Why would he have to hide? Unless he caused the accident.
“Leave it, Kat. It’s history. Let’s talk about something important. Like the omniscium.”
“What’s to talk about?” Kat returned her attention to the tightening cords of his neck. “We can’t do anything until we figure out how to mine it. Then we have to figure out how to get it and us off this planet.”
“I got a peek at the stash of fuel cells at Base Camp. Lots of partials, few full. I think if we put all of them in one of the fighters, you and I can get back to my ship.” Geralds turned to face her, placing his hands upon her shoulders. His thumbs traced her jaw in a gentle caress.
“What about my brothers?” A chill ran up Kat’s legs that had nothing to do with the currents in the pool.
“Let them fend for themselves. They’ll recharge some cells eventually. But you and I can be free. Once we’ve sold a single beaker of omniscium, we can come back here. We can build a palace in the west and rule our own kingdom.” He twirled in the water to face her, grabbing her about the waist in his enthusiasm.
“I—ah—thought cannibals lived in the west; that it was truly barbaric over there.” She backed up through the tight whirlpool he had created with his move. Her balance was off as well as her ideas about controlling this conversation. “You had nightmares of cannibals.”
“Only in the mountains between here and there.”
“You had to walk through their territory to get to Base Camp. How did you survive?” Kat tried to put winsome admiration into her expression. She’d never been very good at flirting. She liked her relationships honest and open.
“I guess I’m too ornery to eat. They captured me in a blind pit. Left me there for a day and a night.” His face fell and his enthusiasm faded. “I just barely escaped when they pulled me out. They chased me for days.”
“Why? They must be desperate for food if they have resorted to eating other humans.”
“On the contrary. They eat humans in a very solemn ritual. It’s a rite of passage and a way of honoring an enemy they respect for his prowess in battle.” He gulped and turned his face away.
“I’m sorry you had to go through that. No wonder you had nightmares.”
“That part isn’t important. I escaped,” he said firmly. “What matters is that Judge Balinakas and his entire judiciary crew managed to get their escape pods to land together on a river near the far west coast of this continent. They’ve set up their own little city already, gotten the locals to build for them, organized crops and trade and communications . . . everything. The land is incredibly lush, full of everything, including mineral deposits. We could settle there, make it our base for mining and selling omniscium. We wouldn’t have to put up with Amanda Leonard or her megalomaniac ideas.” His face lit up again and he hugged her tight.

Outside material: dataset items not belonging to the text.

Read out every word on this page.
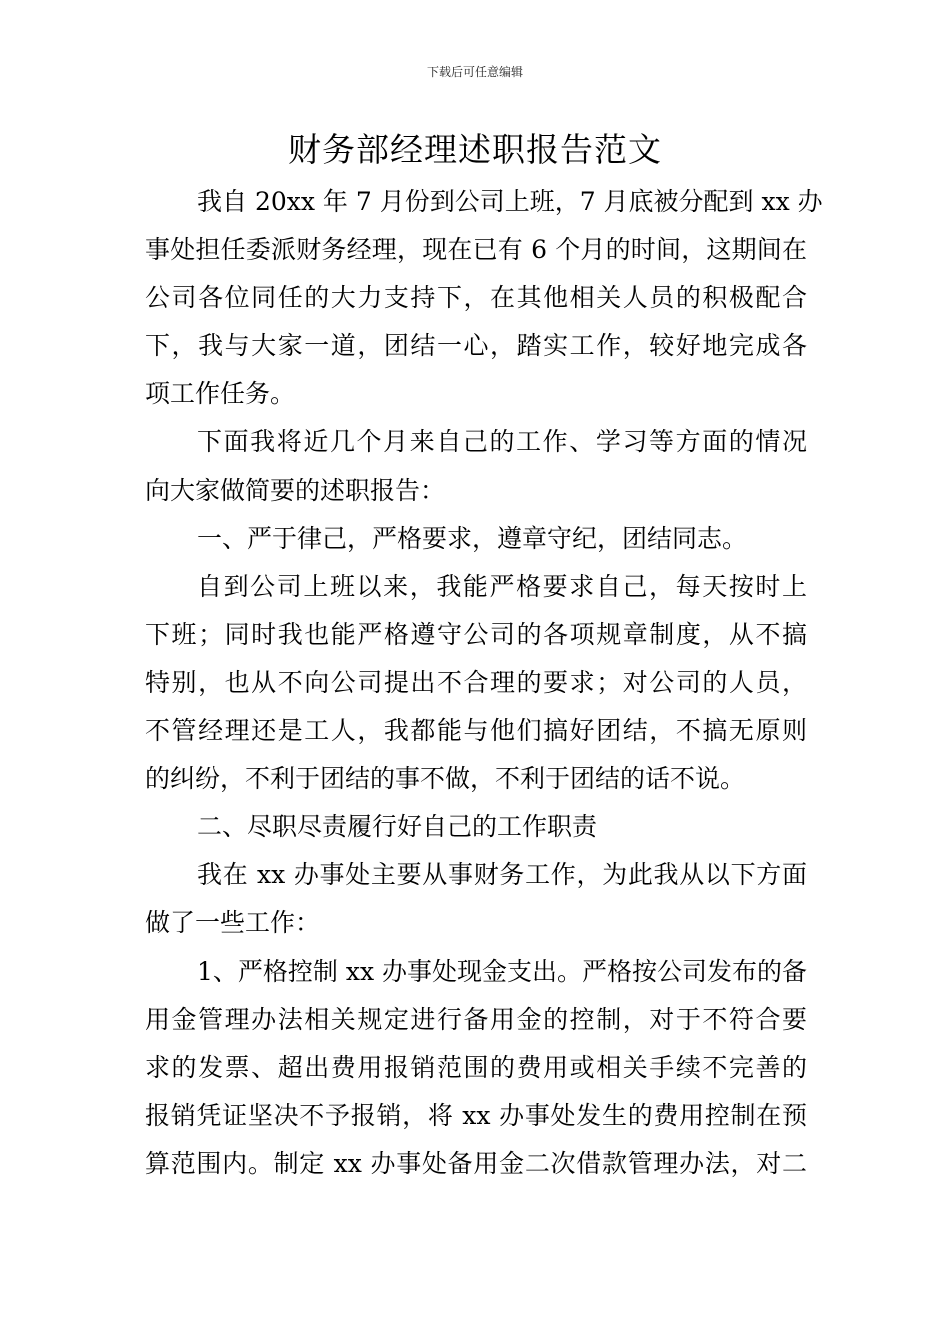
下载后可任意编辑
财务部经理述职报告范文
我自 20xx 年 7 月份到公司上班，7 月底被分配到 xx 办
事处担任委派财务经理，现在已有 6 个月的时间，这期间在
公司各位同任的大力支持下，在其他相关人员的积极配合
下，我与大家一道，团结一心，踏实工作，较好地完成各
项工作任务。
下面我将近几个月来自己的工作、学习等方面的情况
向大家做简要的述职报告：
一、严于律己，严格要求，遵章守纪，团结同志。
自到公司上班以来，我能严格要求自己，每天按时上
下班；同时我也能严格遵守公司的各项规章制度，从不搞
特别，也从不向公司提出不合理的要求；对公司的人员，
不管经理还是工人，我都能与他们搞好团结，不搞无原则
的纠纷，不利于团结的事不做，不利于团结的话不说。
二、尽职尽责履行好自己的工作职责
我在 xx 办事处主要从事财务工作，为此我从以下方面
做了一些工作：
1、严格控制 xx 办事处现金支出。严格按公司发布的备
用金管理办法相关规定进行备用金的控制，对于不符合要
求的发票、超出费用报销范围的费用或相关手续不完善的
报销凭证坚决不予报销，将 xx 办事处发生的费用控制在预
算范围内。制定 xx 办事处备用金二次借款管理办法，对二
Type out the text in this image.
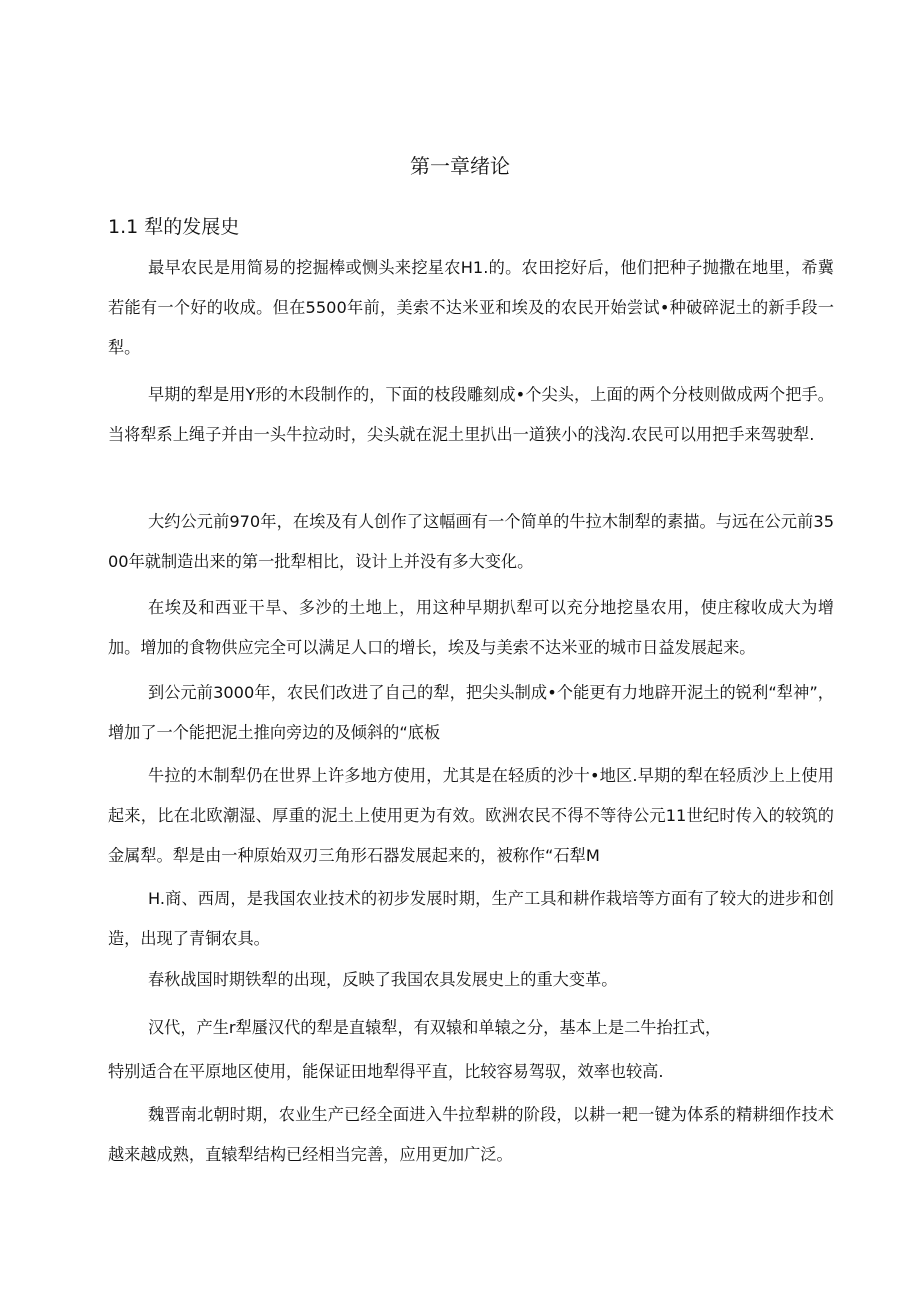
第一章绪论
1.1 犁的发展史

最早农民是用简易的挖掘棒或恻头来挖星农H1.的。农田挖好后，他们把种子抛撒在地里，希冀若能有一个好的收成。但在5500年前，美索不达米亚和埃及的农民开始尝试•种破碎泥土的新手段一犁。

早期的犁是用Y形的木段制作的，下面的枝段雕刻成•个尖头，上面的两个分枝则做成两个把手。当将犁系上绳子并由一头牛拉动时，尖头就在泥土里扒出一道狭小的浅沟.农民可以用把手来驾驶犁.

大约公元前970年，在埃及有人创作了这幅画有一个简单的牛拉木制犁的素描。与远在公元前3500年就制造出来的第一批犁相比，设计上并没有多大变化。

在埃及和西亚干旱、多沙的土地上，用这种早期扒犁可以充分地挖垦农用，使庄稼收成大为增加。增加的食物供应完全可以满足人口的增长，埃及与美索不达米亚的城市日益发展起来。

到公元前3000年，农民们改进了自己的犁，把尖头制成•个能更有力地辟开泥土的锐利“犁神”，增加了一个能把泥土推向旁边的及倾斜的“底板

牛拉的木制犁仍在世界上许多地方使用，尤其是在轻质的沙十•地区.早期的犁在轻质沙上上使用起来，比在北欧潮湿、厚重的泥土上使用更为有效。欧洲农民不得不等待公元11世纪时传入的较筑的金属犁。犁是由一种原始双刃三角形石器发展起来的，被称作“石犁M

H.商、西周，是我国农业技术的初步发展时期，生产工具和耕作栽培等方面有了较大的进步和创造，出现了青铜农具。

春秋战国时期铁犁的出现，反映了我国农具发展史上的重大变革。

汉代，产生r犁蜃汉代的犁是直辕犁，有双辕和单辕之分，基本上是二牛抬扛式，

特别适合在平原地区使用，能保证田地犁得平直，比较容易驾驭，效率也较高.

魏晋南北朝时期，农业生产已经全面进入牛拉犁耕的阶段，以耕一耙一键为体系的精耕细作技术越来越成熟，直辕犁结构已经相当完善，应用更加广泛。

“Judge Balinakas won’t accept rivals to his power,” Kat hedged.
“Then we’ll make our home someplace else. Someplace new and untouched. This planet is practically empty. Plenty of room for separate kingdoms. Please say yes. Say you’ll join me.”
“What about your wife and children?”
“Who ever said . . .” He did not deny that he already had a family. “I’ll divorce her as soon as we get back to civilization. But I’ll bring my son here. I want Bruce, Jr. with me. He’s my son and heir.”
“Just like the name of your ship.”
Kat pointedly removed his hands from her waist and stepped back toward shore.
“Sorry, Bruce. I don’t think I can desert my brothers. The omniscium belongs to the entire family. I can’t and won’t go it alone.” She waded back to the embankment and began to dress in her nearly dry clothing.
“I trust my brothers more than I trust you,” she said to herself and suddenly felt a lot better.